On 12 September 2018, during an emergency training exercise, the chain of the chain hoist used to lower the rescue vehicle onto the running ropes broke dropping the vehicle onto the ropes before the hoisting rope could be attached. Consequently, the rescue vehicle ran down the ropes unrestrained into the passenger gondola that was approximately 280 m below the mountain station. As both the rescue vehicle and the gondola were empty during the exercise, nobody was hurt. The gondola was damaged beyond repair (there is no information on the fate of the rescue vehicle).

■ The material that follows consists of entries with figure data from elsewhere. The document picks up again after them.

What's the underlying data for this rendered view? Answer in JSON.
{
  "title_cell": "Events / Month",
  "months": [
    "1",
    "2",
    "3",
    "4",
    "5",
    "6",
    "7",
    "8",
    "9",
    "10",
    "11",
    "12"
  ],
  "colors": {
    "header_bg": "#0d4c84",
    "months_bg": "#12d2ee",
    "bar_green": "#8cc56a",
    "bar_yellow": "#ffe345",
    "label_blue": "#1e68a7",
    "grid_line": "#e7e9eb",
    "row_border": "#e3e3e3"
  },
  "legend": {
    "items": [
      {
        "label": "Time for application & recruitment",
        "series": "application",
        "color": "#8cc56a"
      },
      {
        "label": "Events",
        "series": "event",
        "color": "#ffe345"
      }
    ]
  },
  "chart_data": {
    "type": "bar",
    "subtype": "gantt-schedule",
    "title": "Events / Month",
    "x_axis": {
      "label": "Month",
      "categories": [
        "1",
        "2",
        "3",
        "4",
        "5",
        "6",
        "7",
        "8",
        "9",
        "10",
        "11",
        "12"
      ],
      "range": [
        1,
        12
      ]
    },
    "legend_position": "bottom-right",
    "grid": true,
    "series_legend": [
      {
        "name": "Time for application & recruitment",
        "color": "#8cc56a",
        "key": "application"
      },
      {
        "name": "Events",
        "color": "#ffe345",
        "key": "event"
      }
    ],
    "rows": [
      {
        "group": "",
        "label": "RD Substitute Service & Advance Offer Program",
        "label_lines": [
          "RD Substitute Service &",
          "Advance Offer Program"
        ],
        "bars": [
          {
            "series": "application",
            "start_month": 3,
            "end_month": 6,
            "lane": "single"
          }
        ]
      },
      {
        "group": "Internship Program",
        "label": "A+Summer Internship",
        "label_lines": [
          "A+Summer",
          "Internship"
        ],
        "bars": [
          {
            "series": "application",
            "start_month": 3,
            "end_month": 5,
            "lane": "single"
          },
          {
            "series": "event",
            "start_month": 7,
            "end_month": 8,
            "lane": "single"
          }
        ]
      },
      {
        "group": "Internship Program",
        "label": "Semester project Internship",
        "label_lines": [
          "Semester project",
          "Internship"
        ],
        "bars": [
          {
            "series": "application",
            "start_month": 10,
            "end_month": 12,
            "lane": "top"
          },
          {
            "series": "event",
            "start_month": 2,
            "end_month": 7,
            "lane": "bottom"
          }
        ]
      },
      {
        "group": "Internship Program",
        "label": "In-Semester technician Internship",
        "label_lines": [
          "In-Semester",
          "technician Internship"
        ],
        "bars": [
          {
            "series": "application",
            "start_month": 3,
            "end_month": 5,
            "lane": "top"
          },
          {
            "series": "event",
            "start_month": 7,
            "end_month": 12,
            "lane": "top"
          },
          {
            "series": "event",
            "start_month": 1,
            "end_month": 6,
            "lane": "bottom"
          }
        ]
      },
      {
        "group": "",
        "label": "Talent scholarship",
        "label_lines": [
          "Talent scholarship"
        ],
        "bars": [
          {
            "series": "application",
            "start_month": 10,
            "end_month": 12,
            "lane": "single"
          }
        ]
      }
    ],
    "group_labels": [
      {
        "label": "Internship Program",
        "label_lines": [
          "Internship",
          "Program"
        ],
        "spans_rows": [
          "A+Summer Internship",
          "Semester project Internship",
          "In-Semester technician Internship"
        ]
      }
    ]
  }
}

The tramway remained closed until a replacement gondola was available. It reopened on 21 December 2018. It is not possible to operate the system with one gondola as each gondola counter-balances the other. Installing a temporary counter-weight would necessitate recertification of the system. This was a previously unknown failure scenario and has required other similar aerial tramway systems to review their safety assessments. In particular: to devise a method by which the rescue vehicle is restrained while being lowered onto the running ropes rather than afterwards.